Des outils qui s’avèrent être de sérieux atouts pour séduire les candidats. Car c’est bien de cela qu’il s’agit pour Béatrice Perrot. “L’entreprise se retrouve dans un rôle de séduction jusqu’à la rencontre durant laquelle il faut également assurer. […] À partir de 2013, il nous a semblé important de remettre la rencontre au centre du dispositif. Cela fait partie de la transparence, c’est à ces instants que l’on peut juger de la qualité du service proposé en ligne.

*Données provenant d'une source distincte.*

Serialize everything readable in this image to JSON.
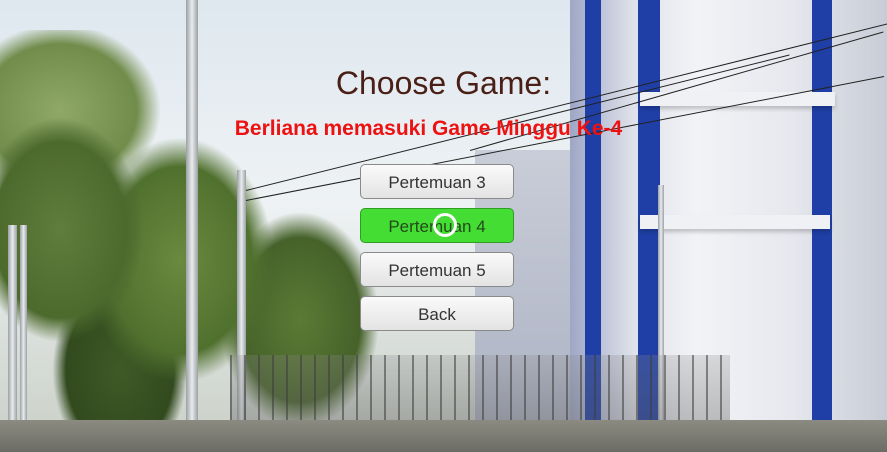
{
  "menu": {
    "title": "Choose Game:",
    "status": "Berliana memasuki Game Minggu Ke-4",
    "buttons": [
      {
        "label": "Pertemuan 3",
        "selected": false
      },
      {
        "label": "Pertemuan 4",
        "selected": true
      },
      {
        "label": "Pertemuan 5",
        "selected": false
      },
      {
        "label": "Back",
        "selected": false
      }
    ]
  },
  "colors": {
    "title": "#4a1f16",
    "status": "#ee1111",
    "selected_button": "#44dd33"
  }
}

Il faut que la vitrine soit proche de ce qui se passe en cuisine”.

BNP Paribas lance alors le “Job Truck”, un tour de France en camion pour pouvoir échanger physiquement avec les candidats. “Les opérationnels pouvaient encore mieux vérifier le matching que sur sur le web, comme pour du speed dating”.

On le voit avec ces grands groupes, un changement de culture s’opère dans la manière d’aborder la communication autour de la marque employeur en intégrants nombres d’outils digitaux pour faire émerger la parole des collaborateurs et non pour la contrôler ou la brider. Les services RH et Communication sont à l’initiative, ils participent à la conversation et les sujets à aborder sont nombreux. La transparence, loin d’être synonyme de risque pour ces sociétés qui disposent des moyens humains et financiers pour agir, est au contraire une opportunité pour fluidifier les processus de recrutement online et IRL. Les avis émis, traités et pris en compte permettent d’être alerté, de se corriger, de valoriser sa marque employeur et finalement de gagner en attractivité.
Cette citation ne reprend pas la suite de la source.